Meski kondisi keuangannya “berantakan”, WBD tetap menjadi primadona. Alasan utamanya, menurut Dr. Indrawan, adalah pergeseran besar industri media global dari TV tradisional ke streaming.

“Dalam situasi seperti ini, punya studio raksasa plus layanan streaming ternama seperti HBO Max adalah aset strategis yang nilainya jauh melampaui angka di laporan keuangan,” jelasnya.

Bagi calon pembeli seperti Netflix, Amazon, atau Comcast, mengakuisisi WBD bukan sekadar membeli perusahaan, melainkan “membeli posisi di masa depan”. Mereka mengincar hak atas IP legendaris yang bisa dieksploitasi menjadi film, serial, gim, dan produk turunan selama puluhan tahun.

Para Peminat dan Tantangannya

Dr. Indrawan membedah profil para calon pembeli:

Paramount (Skydance): Dinilai sebagai kandidat kuat karena fleksibilitas regulasi dan tawaran struktur pembayaran yang menarik.

Netflix: Tertarik pada studio dan katalog konten, namun kemungkinan besar hanya akan bergerak jika WBD telah memisahkan unit TV kabelnya.

Amazon & Comcast: Melihat peluang untuk memperkuat portofolio streaming mereka ke level papan atas.

Namun, proses akuisisi ini tidak akan mudah. “Membeli Warner Bros Discovery bukan seperti belanja iPhone di toko,” kata Dr. Indrawan.

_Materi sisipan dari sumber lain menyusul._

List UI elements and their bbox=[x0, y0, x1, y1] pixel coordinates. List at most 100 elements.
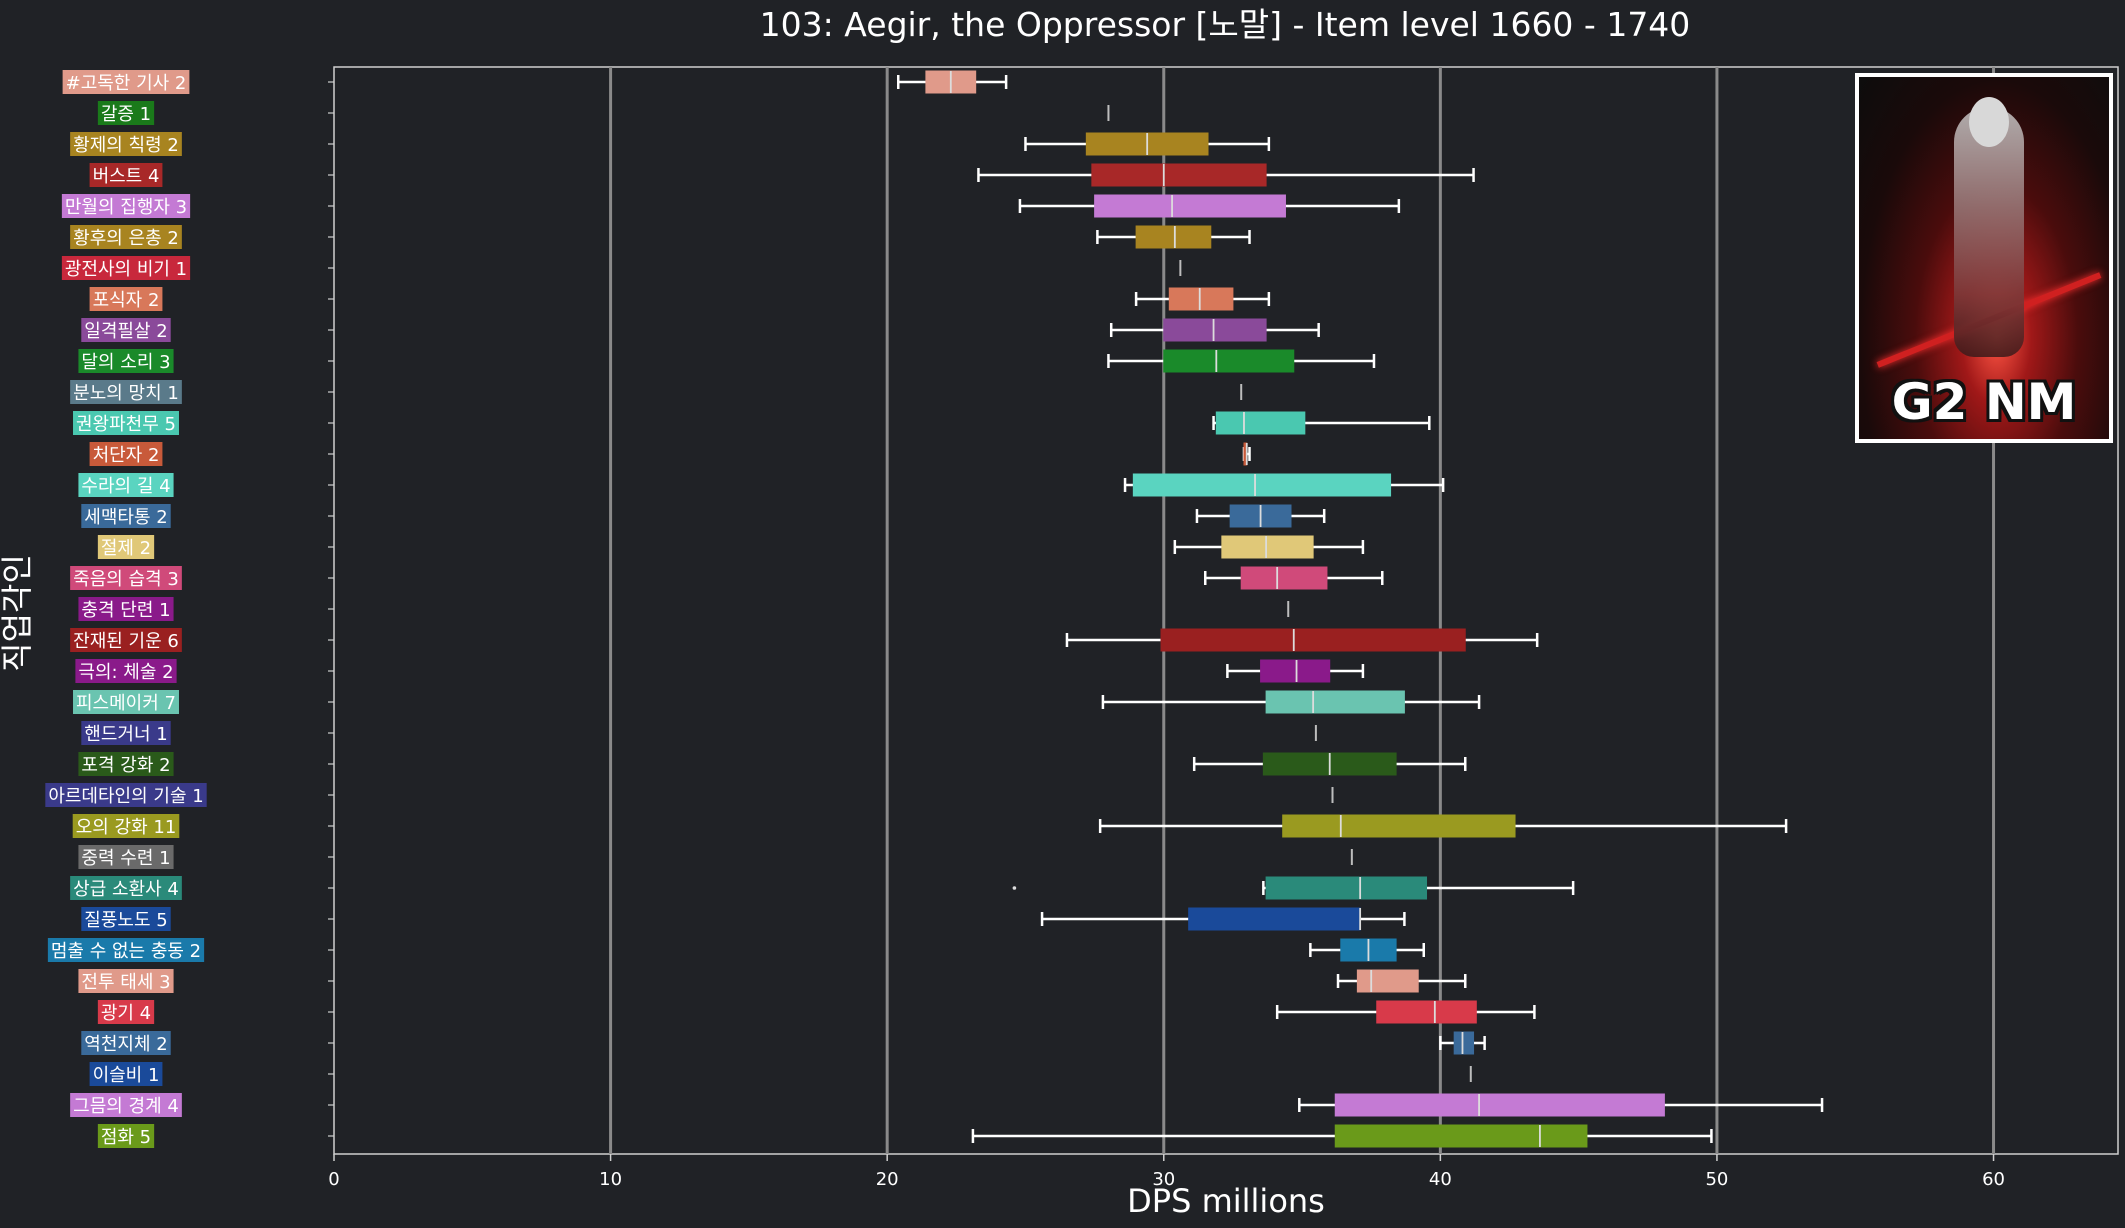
category-label-text: 황제의 칙령 2 bbox=[73, 135, 179, 156]
boss-portrait-card: G2 NM bbox=[1855, 73, 2113, 443]
category-label-28: 멈출 수 없는 충동 2 bbox=[47, 938, 205, 962]
category-label-text: 달의 소리 3 bbox=[81, 352, 170, 373]
box-series-22 bbox=[1192, 752, 1467, 776]
x-tick-label-20: 20 bbox=[876, 1169, 899, 1190]
category-label-text: 광전사의 비기 1 bbox=[65, 259, 187, 280]
box-series-2 bbox=[1024, 132, 1271, 156]
box-iqr bbox=[1168, 287, 1234, 311]
box-iqr bbox=[1376, 1000, 1477, 1024]
category-label-8: 일격필살 2 bbox=[81, 318, 171, 342]
category-label-3: 버스트 4 bbox=[89, 163, 163, 187]
x-tick-label-30: 30 bbox=[1152, 1169, 1175, 1190]
category-label-17: 충격 단련 1 bbox=[78, 597, 174, 621]
category-label-text: 황후의 은총 2 bbox=[73, 228, 179, 249]
box-series-29 bbox=[1336, 969, 1467, 993]
category-label-text: 그믐의 경계 4 bbox=[73, 1096, 179, 1117]
box-iqr bbox=[1163, 349, 1295, 373]
box-iqr bbox=[1265, 690, 1405, 714]
category-label-text: 죽음의 습격 3 bbox=[73, 569, 179, 590]
category-label-24: 오의 강화 11 bbox=[72, 814, 180, 838]
box-iqr bbox=[1282, 814, 1516, 838]
box-series-13 bbox=[1123, 473, 1445, 497]
category-label-text: 핸드거너 1 bbox=[84, 724, 167, 745]
category-label-text: 광기 4 bbox=[101, 1003, 151, 1024]
category-label-bg bbox=[61, 194, 191, 218]
category-label-bg bbox=[73, 411, 179, 435]
category-label-text: 중력 수련 1 bbox=[81, 848, 170, 869]
box-iqr bbox=[1334, 1093, 1665, 1117]
box-series-34 bbox=[971, 1124, 1713, 1148]
category-label-text: 멈출 수 없는 충동 2 bbox=[51, 941, 201, 962]
category-label-text: 아르데타인의 기술 1 bbox=[48, 786, 203, 807]
category-label-26: 상급 소환사 4 bbox=[70, 876, 182, 900]
category-label-30: 광기 4 bbox=[97, 1000, 155, 1024]
category-label-9: 달의 소리 3 bbox=[78, 349, 174, 373]
box-series-26 bbox=[1262, 876, 1575, 900]
category-label-10: 분노의 망치 1 bbox=[70, 380, 182, 404]
box-iqr bbox=[1215, 411, 1306, 435]
category-label-bg bbox=[89, 163, 163, 187]
category-label-23: 아르데타인의 기술 1 bbox=[45, 783, 207, 807]
category-label-21: 핸드거너 1 bbox=[81, 721, 171, 745]
category-label-text: 분노의 망치 1 bbox=[73, 383, 179, 404]
category-label-16: 죽음의 습격 3 bbox=[70, 566, 182, 590]
category-label-text: 질풍노도 5 bbox=[84, 910, 167, 931]
category-label-bg bbox=[78, 969, 174, 993]
category-label-bg bbox=[61, 256, 191, 280]
category-label-bg bbox=[78, 597, 174, 621]
category-label-bg bbox=[97, 101, 155, 125]
category-label-bg bbox=[78, 845, 174, 869]
box-series-11 bbox=[1212, 411, 1431, 435]
y-axis-label: 직업각인 bbox=[0, 554, 36, 672]
category-label-bg bbox=[62, 70, 190, 94]
category-label-text: 포식자 2 bbox=[93, 290, 160, 311]
category-label-4: 만월의 집행자 3 bbox=[61, 194, 191, 218]
outlier-point bbox=[1012, 886, 1017, 890]
x-tick-label-50: 50 bbox=[1705, 1169, 1728, 1190]
chart-title: 103: Aegir, the Oppressor [노말] - Item le… bbox=[760, 5, 1691, 44]
box-series-14 bbox=[1195, 504, 1326, 528]
category-label-5: 황후의 은총 2 bbox=[70, 225, 182, 249]
x-tick-label-0: 0 bbox=[328, 1169, 339, 1190]
box-series-7 bbox=[1134, 287, 1271, 311]
box-iqr bbox=[1356, 969, 1419, 993]
box-series-27 bbox=[1040, 907, 1406, 931]
category-label-bg bbox=[45, 783, 207, 807]
box-series-15 bbox=[1173, 535, 1365, 559]
category-label-text: 세맥타통 2 bbox=[84, 507, 167, 528]
category-label-bg bbox=[81, 1031, 171, 1055]
box-iqr bbox=[1265, 876, 1428, 900]
box-series-31 bbox=[1439, 1031, 1486, 1055]
category-label-text: 처단자 2 bbox=[93, 445, 160, 466]
box-series-5 bbox=[1096, 225, 1251, 249]
category-label-text: 갈증 1 bbox=[101, 104, 151, 125]
category-label-15: 절제 2 bbox=[97, 535, 155, 559]
box-iqr bbox=[1188, 907, 1361, 931]
category-label-bg bbox=[73, 690, 179, 714]
box-iqr bbox=[1240, 566, 1328, 590]
category-label-bg bbox=[47, 938, 205, 962]
category-label-text: 버스트 4 bbox=[93, 166, 160, 187]
box-series-8 bbox=[1109, 318, 1320, 342]
category-label-bg bbox=[97, 535, 155, 559]
box-iqr bbox=[1135, 225, 1212, 249]
box-iqr bbox=[1094, 194, 1286, 218]
category-label-bg bbox=[89, 442, 163, 466]
x-tick-label-10: 10 bbox=[599, 1169, 622, 1190]
category-label-text: 이슬비 1 bbox=[93, 1065, 160, 1086]
boss-figure-image bbox=[1954, 107, 2024, 357]
category-label-text: 오의 강화 11 bbox=[76, 817, 177, 838]
category-label-bg bbox=[81, 504, 171, 528]
category-label-bg bbox=[70, 132, 182, 156]
category-label-bg bbox=[78, 349, 174, 373]
category-label-bg bbox=[81, 318, 171, 342]
category-label-12: 처단자 2 bbox=[89, 442, 163, 466]
boss-head-image bbox=[1969, 97, 2009, 147]
category-label-0: #고독한 기사 2 bbox=[62, 70, 190, 94]
category-label-text: 전투 태세 3 bbox=[81, 972, 170, 993]
category-label-2: 황제의 칙령 2 bbox=[70, 132, 182, 156]
box-series-28 bbox=[1309, 938, 1426, 962]
category-label-text: #고독한 기사 2 bbox=[66, 73, 187, 94]
plot-area bbox=[333, 66, 2119, 1155]
category-label-bg bbox=[97, 1124, 155, 1148]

Tantangan utamanya meliputi beban utang yang sangat besar, kompleksitas kontrak global yang rumit, serta pengawasan ketat dari regulator antimonopoli AS.

Visi Transformasional Diperlukan

Jika akuisisi terjadi, pemilik baru tidak bisa hanya datang dengan modal uang. Dr. Indrawan menekankan perlunya “visi transformasional”. Langkah kuncinya meliputi penyusunan ulang portofolio konten dengan fokus pada waralaba global, perbaikan total platform streaming, dan pemulihan budaya kreatif perusahaan yang sempat hilang.

“Kekayaan intelektual sebesar apapun enggak otomatis berarti hubungan yang kuat dengan penonton,” ingatnya.

Menutup analisisnya, Dr. Indrawan mengingatkan bahwa kasus WBD memberikan pelajaran penting bagi semua sektor bisnis: warisan kejayaan masa lalu tidak menjamin masa depan.

“Warisan adalah fondasi, bukan jaminan. Tanpa visi baru yang berani, fondasi itu bisa dibiarkan retak pelan-pelan,” pungkasnya. Relevansi dan kedekatan emosional dengan konsumen harus terus diperjuangkan, bukan sekadar mengandalkan nama besar.